Zakończenie oktawy Bożego Ciała w Diecezjalnym Sanktuarium św. Rocha w Mikstacie
Jest tradycją w mikstackiej parafii, że procesja kończąca tzw. oktawę Bożego Ciała, osiem dni po uroczystości Najświętszego Ciała i Krwi Pańskiej, odbywa się w Diecezjalnym Sanktuarium Świętego Rocha. Nie inaczej było i w tym roku. 24 czerwca o godz. 18.30 przy ołtarzu polowym obok sanktuarium sprawowana była Msza św., której przewodniczył ks. proboszcz Krzysztof Ordziniak, zaś współcelebransem był ks. kan. Andrzej Grabański.
Homilię do zgromadzonych na Cmentarnym Wzgórzu wygłosił ks. kan. Krzysztof. Nawiązując do obchodzonego w tym dniu wspomnienia narodzin św.
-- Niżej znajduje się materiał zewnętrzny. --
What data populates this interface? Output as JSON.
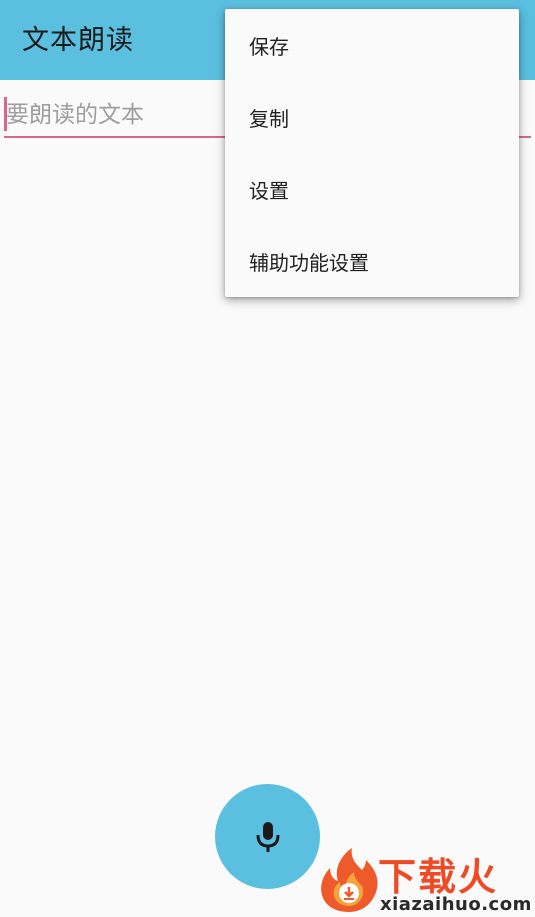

Jana Chrzciciela, zaznaczył, że były ono cudem, ale i znakiem Bożej miłości, bo narodziny dziecka są wypełnieniem miłości Boga. Człowiek w Bożym planie ma do wypełnienia w życiu niepowtarzalną misję. Pokazują nam to narodziny syna Elżbiety i Zachariasza oraz nadanie mu imienia Jan, co znaczy: Bóg okazał zmiłowanie. Celebrans podkreślił, że są one wskazówką dla każdego z nas, iż nasze życie nie jest przypadkiem. Ks. proboszcz zwrócił uwagę, że tegoroczne zakończenie oktawy zbiegło się ze wspomnieniem narodzin Jana Chrzciciela. Zaznaczył, że niesie nam ono pewne przesłanie. Podkreślił, że w tym roku kiedy hasłem roku duszpasterskiego są słowa „Posłani w pokoju Chrystusa” takim przesłaniem jest uświadomienie nam, że każdy z nas ma do spełnienia w życiu swoją misję. Kaznodzieja podkreślił, że powołaniem każdego jest świętość, a nasze zbawienie dokonuje się we wspólnocie Kościoła. „Ważną sprawą jest, aby każdy z nas był Bożym znakiem dla drugiego człowieka”– dodał. Zaznaczył, że możemy stać się świadkami Jezusa dla innych, możemy zachęcać ich do życia sakramentalnego.
Kontynuując, celebrans zwrócił uwagę, że narodzenie Jana Chrzciciela jest bliskie czcicielom św. Rocha. Rodzice Rocha, podobnie jak Elżbieta i Zachariasz, długo nie mieli potomka. Po narodzinach Jana stawiano pytanie: kim będzie to dziecię? To samo pytanie pojawiło się w momencie narodzin Rocha, który jak przypomniał kaznodzieja, narodził się ze znakiem krzyża na piersiach. Mimo że nie był kapłanem, wielu ludzi przyprowadził do Boga i nakłonił do skorzystania z sakramentu pokuty. Podkreślił, że jest to dla nas wskazanie, iż mamy być dla innych znakiem wskazującym Jezusa. Kończąc, ks. kanonik zachęcał, byśmy pomyśleli jakim znakiem byli dla nas ci, nad mogiłami, których dziś stajemy i jakim znakiem jesteśmy my sami dla innych.
Po Eucharystii procesja wyruszyła do czterech ołtarzy, przygotowanych przez przedstawicieli parafian, które usytuowane były na cmentarzu. Procesja przechodziła wśród grobów naszych przodków. To im zawdzięczamy wiarę, ale także tradycje, które z tak wielką troską przekazywane są kolejnym pokoleniom.
Procesję zakończyło błogosławieństwo Najświętszym Sakramentem na cztery strony świata. Po nim odbyło się poświęcenie wianków z ziół i kwiatów. To wyraz naszej wiary i zaufania Bogu. Przyniesione zostały pierwociny pól i łąk, by Bóg nam błogosławił, by nikomu nie zabrakło chleba powszedniego. Warto podkreślić, że w tym roku znacznie więcej osób niż w ubiegłych latach uplotło wianki i przyniosło je, by kapłan je poświęcił. Wśród nich była liczna grupa dzieci. Możemy więc mieć nadzieję, że ta piękna tradycja, o której już w wielu miejscach zapomniano, będzie nadal trwała w naszej parafii.